Credit card debt is sabotaging your retirement.
A recent study by CreditCards.com found 48% of credit card holders have no idea what interest rate they are paying.
Chances are if you don’t know your rate, it’s probably not the lowest! To get the best interest rate, you would’ve had to do a little research and negotiation.
What you don’t know about your credit cards can hurt you.
If you are a late starter to saving for retirement, you need your money working for you not against you.
Turns out Baby Boomers carry an average balance of about $7,500 on their credit cards, according to the survey. What does that translate to in terms of dollars? With a credit card balance of $7,500 at an average percentage rate of 16.15%, that’s almost $1,200 a year.
What can you do with that money instead to move the needle and retire earlier?
- Bump up your 401(k) by $100/mo.
- Set up an automatic investment of $100/mo to your Roth IRA (if you qualify)
- Send $100/mo automatically to your emergency fund
- Save $100/mo toward a vacation fund so you don’t need to use your credit card for vacation
How do you start to pay off your credit cards?
The absolute first step to getting out of credit card debt is to stop using credit cards.
Avoid the temptation to immediately throw all of the available cash at your credit card debt, however. The key to long-term success is to have an emergency fund to tap into (so you don’t have to use the cards.)
Four step plan to getting out of credit card debt.
1. Make a list of your credit cards noting your current balance, interest rate, and minimum payments.
2. Find a specific dollar amount from saving in your budget each month or bringing in extra money (such as earnings from a side gig.)
3. Sell something you don’t use anymore so you can get a jump start on the payoff.
4. With these “found funds” use a dual-pronged approach to get out of debt – save for emergencies and pay down debt at the same time.
If you don’t have an emergency fund of at least one month’s expenses, start there. Pay the minimum on your cards (which you aren’t using.) Once you build your emergency fund to one month’s expenses, split your contribution toward savings and paying down credit card debt.
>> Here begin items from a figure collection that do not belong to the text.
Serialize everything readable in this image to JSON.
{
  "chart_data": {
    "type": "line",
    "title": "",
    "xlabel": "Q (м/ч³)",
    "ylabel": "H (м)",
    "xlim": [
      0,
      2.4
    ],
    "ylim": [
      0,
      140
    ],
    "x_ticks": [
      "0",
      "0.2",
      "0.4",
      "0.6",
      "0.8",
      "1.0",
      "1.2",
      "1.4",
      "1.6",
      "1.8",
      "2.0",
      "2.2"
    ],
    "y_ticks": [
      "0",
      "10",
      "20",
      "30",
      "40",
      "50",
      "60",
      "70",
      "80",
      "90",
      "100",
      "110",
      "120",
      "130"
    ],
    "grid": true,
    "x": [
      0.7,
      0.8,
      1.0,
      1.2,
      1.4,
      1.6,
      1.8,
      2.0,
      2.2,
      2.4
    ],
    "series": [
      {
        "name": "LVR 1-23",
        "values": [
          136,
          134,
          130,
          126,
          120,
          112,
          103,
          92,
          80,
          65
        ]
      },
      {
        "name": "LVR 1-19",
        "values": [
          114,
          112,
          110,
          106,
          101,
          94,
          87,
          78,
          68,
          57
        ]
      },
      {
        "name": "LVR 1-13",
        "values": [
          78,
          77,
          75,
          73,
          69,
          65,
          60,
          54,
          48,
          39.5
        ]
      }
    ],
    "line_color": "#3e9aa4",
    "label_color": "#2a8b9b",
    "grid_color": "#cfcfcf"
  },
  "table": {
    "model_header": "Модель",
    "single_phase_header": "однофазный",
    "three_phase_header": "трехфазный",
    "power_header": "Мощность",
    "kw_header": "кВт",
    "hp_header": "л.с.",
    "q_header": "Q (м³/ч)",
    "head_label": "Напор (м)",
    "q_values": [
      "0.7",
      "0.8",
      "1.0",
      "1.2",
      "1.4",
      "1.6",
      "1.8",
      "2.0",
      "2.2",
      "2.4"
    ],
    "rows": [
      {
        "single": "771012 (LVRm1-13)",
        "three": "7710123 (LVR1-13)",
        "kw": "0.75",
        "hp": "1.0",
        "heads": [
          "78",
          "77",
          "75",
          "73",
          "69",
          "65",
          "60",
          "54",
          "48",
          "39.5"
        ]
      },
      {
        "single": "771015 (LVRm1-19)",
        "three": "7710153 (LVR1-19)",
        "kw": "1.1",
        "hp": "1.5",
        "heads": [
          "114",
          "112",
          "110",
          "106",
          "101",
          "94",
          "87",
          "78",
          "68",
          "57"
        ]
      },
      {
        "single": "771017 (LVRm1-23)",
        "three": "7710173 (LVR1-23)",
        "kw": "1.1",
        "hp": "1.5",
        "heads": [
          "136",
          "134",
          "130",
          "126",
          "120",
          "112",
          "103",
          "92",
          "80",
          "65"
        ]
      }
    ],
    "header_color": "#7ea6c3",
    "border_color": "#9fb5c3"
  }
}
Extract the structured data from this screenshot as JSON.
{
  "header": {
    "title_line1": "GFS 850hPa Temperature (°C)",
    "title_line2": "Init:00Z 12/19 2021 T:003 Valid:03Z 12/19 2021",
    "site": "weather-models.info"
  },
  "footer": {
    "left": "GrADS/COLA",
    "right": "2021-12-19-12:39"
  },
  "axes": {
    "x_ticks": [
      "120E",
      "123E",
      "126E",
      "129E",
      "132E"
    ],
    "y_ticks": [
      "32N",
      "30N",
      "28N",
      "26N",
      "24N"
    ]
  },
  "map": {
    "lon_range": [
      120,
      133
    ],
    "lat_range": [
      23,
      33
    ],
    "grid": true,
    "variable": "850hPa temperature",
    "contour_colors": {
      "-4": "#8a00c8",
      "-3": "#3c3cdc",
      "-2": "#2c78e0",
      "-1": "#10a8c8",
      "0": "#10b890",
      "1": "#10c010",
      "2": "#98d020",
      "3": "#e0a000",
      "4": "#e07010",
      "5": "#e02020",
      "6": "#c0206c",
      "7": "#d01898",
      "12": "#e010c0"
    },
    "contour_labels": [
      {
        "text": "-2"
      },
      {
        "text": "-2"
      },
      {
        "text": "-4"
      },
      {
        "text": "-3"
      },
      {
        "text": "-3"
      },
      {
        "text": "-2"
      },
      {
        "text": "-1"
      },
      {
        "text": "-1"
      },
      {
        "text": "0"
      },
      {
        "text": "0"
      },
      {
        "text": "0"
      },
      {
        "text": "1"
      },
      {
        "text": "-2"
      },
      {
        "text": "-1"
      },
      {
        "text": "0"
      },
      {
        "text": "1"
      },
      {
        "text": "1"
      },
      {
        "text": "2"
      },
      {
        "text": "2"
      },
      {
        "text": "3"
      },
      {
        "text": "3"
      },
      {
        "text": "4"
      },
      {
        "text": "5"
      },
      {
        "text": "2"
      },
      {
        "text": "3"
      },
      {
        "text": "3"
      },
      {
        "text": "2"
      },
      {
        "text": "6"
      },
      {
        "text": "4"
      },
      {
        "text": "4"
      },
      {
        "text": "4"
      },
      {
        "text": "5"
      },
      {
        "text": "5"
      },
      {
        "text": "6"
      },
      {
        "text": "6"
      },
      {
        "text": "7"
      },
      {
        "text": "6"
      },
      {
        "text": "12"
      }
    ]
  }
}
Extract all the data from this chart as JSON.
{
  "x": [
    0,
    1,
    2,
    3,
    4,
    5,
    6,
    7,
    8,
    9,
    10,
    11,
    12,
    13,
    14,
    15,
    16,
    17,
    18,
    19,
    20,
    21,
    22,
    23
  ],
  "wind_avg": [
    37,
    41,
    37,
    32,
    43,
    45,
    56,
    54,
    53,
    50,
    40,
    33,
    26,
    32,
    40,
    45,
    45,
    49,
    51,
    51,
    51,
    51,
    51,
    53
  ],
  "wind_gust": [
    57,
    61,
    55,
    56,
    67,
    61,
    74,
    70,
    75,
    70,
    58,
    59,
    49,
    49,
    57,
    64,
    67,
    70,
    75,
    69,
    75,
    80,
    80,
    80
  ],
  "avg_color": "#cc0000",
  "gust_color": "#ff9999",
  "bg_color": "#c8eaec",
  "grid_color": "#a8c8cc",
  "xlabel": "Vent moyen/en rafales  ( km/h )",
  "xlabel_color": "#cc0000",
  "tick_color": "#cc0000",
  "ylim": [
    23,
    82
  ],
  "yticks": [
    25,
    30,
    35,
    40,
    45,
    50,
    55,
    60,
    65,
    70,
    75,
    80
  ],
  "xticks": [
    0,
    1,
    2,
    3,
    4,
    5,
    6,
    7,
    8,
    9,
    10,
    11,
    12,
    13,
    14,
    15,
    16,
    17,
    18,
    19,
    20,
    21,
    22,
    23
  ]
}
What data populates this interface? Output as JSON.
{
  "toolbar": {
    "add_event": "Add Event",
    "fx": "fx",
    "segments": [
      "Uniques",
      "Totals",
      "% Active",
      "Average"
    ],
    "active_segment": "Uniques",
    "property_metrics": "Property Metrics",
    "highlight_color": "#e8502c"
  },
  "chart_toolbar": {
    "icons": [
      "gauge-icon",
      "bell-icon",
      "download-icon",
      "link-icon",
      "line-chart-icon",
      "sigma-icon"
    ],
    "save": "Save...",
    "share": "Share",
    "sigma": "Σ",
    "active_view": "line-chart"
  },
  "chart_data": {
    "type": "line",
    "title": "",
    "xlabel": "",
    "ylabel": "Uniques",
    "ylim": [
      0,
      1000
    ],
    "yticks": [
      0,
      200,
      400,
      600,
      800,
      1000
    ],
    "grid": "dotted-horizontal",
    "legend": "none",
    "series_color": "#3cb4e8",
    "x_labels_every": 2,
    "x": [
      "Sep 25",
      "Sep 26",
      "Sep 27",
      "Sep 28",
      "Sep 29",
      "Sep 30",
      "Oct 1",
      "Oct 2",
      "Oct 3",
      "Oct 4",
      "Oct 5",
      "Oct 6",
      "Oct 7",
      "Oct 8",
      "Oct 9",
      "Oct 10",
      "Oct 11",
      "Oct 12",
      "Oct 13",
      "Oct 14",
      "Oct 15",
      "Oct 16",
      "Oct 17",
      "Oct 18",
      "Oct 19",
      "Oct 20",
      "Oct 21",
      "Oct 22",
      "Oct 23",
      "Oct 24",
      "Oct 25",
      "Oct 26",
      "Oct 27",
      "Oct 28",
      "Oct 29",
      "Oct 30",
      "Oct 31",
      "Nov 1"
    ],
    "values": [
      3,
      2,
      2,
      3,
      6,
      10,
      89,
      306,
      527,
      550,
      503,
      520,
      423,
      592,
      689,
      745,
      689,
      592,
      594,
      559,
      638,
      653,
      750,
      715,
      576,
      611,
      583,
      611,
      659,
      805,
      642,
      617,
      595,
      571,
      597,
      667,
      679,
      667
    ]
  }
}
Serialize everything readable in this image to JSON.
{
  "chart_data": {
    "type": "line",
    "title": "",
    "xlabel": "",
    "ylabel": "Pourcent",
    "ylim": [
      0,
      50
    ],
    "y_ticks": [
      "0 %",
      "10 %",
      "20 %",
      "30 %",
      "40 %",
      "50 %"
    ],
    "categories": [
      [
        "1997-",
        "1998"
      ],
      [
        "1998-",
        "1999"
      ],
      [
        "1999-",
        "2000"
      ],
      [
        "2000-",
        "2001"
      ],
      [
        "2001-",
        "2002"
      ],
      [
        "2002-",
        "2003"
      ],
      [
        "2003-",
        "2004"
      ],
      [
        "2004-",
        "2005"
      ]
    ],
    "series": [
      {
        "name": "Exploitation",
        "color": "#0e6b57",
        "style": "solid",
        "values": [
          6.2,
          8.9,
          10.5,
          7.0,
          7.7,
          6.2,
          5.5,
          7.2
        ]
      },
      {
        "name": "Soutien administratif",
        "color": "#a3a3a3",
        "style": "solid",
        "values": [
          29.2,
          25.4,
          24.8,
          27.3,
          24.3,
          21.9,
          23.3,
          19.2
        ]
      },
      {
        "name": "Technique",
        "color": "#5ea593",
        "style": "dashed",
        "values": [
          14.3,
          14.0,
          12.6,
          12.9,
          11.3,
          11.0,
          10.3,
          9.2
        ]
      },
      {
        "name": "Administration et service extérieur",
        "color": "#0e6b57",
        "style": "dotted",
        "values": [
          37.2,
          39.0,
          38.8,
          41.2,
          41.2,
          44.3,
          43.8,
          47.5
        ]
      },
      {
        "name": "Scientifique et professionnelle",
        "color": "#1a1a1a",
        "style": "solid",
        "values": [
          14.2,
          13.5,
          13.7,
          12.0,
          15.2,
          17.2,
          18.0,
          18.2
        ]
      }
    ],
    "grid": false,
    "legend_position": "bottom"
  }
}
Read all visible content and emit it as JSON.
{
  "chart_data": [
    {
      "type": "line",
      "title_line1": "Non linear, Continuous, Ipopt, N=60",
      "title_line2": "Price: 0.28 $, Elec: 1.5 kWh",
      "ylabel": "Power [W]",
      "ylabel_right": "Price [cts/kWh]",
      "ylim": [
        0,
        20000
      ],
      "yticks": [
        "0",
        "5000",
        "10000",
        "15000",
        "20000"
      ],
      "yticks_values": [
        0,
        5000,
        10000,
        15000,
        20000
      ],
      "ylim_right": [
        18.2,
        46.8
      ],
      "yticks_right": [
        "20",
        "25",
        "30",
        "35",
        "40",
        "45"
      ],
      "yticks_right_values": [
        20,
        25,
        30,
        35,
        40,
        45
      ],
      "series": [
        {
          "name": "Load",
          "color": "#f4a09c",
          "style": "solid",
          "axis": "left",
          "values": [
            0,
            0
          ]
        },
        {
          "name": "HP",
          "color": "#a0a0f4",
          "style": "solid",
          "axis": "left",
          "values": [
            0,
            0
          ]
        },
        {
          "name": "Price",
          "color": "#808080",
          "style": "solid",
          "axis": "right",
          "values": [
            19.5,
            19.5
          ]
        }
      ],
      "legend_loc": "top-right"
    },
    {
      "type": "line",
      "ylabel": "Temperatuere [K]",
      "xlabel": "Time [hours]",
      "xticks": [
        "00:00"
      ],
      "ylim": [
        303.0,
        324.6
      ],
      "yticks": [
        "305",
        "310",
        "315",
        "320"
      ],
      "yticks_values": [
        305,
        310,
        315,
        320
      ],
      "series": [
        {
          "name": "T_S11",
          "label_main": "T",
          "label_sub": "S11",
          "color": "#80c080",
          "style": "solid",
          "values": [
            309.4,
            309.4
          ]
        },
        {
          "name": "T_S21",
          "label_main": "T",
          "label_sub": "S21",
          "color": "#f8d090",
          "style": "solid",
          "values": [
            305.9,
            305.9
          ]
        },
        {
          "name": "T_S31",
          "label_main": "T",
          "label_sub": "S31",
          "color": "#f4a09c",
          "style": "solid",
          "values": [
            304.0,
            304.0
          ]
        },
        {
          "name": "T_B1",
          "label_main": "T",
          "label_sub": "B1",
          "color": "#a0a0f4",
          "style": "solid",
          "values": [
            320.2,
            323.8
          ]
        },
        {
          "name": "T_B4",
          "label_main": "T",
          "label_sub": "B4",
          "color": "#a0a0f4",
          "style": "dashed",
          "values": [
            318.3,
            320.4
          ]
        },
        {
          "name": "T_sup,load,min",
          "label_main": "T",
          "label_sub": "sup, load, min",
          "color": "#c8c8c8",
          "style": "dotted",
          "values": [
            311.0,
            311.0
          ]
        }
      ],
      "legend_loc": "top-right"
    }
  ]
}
This way if your refrigerator dies, you can pay for a new one out of pocket rather than putting it on a card.
Once you have three month’s expenses in an emergency fund, throw everything you can at the credit card debt.
How do you find money to pay down debt?
Look closely at your spending patterns and find a relatively easy win.
For example, a former client, a single guy working in the tech industry in Northern California, was making great money but spent most of it. He also had $20K in credit card debt and wanted to turn his financial life around.
Taking a quick look at his spending, I saw a way he could easily cut spending — convenience food! Eating out for breakfast, lunch, and dinner, he was spending $2K/mo. on food. When he wasn’t dining out, he was calling it in.
His financial plan was to learn to cook! If he cooked dinner at least three times a week, brought his lunch and made a quick and easy breakfast, he could save at least $1K/mo.
“Breakfast is easy,” I said. “Head to the grocery store and buy some instant oatmeal so you have it on hand. Then fire up your coffee maker in the morning. If you don’t want to eat at home, stash the breakfast makings at the office.”
Learn to cook 2-3 staples such as spaghetti and meatballs, sauteed chicken breasts, and fajitas with rice and beans. Have a family member or a friend teach you some basic staples that are quick and easy to make. Stock up on the supplies so you always have them on hand, then bring your leftovers for lunch the next day.
With some groceries and a few new skills, he could save $1,000/mo on food.
Check out this related post – Advice I’d Give My 20-Year-Old Self: Bring Your Lunch And Go To Paris
Change your money mindset.
This worked for my client because he also changed his thinking. He was a computer programmer for a startup and worked long hours. Every hour he focused on his business was an hour that got him closer to a long-term financial payoff in terms of a bonus and appreciation of his stock options.
It didn’t have to be “either – or.” While he appreciated the convenience of grabbing food on the go, he could have both convenience (making instant oatmeal at work) and cost savings. With easy to cook meals, he wasn’t taking time away from his high-pressure job.
While you may not be spending $2,000/mo on food for yourself, there may be areas where you can reduce your spending, too. Look at your outflow and find at least one area you can cut.
We’re cutting our food budget. In our weekly money meeting, my husband and I decided to “eat up the freezer” this summer. To trim our food budget, we’re going to plan out our meals better and defrost what’s in our freezer.
Check out this related post – These Five Money Moves Will Make You Wealthier
This last step is vital. Use the found money toward your financial goals.
When you save money in your budget or earn extra money on your side gig, you have to take the step to do something productive with it! Without taking the difference and putting it to use, you will just be spinning your wheels.
Acres of Acorns Money Challenge: What will you do in the next 30 days to reduce your spending? Once you save those funds, how will you put them to work for you to build your emergency fund and pay off your credit cards?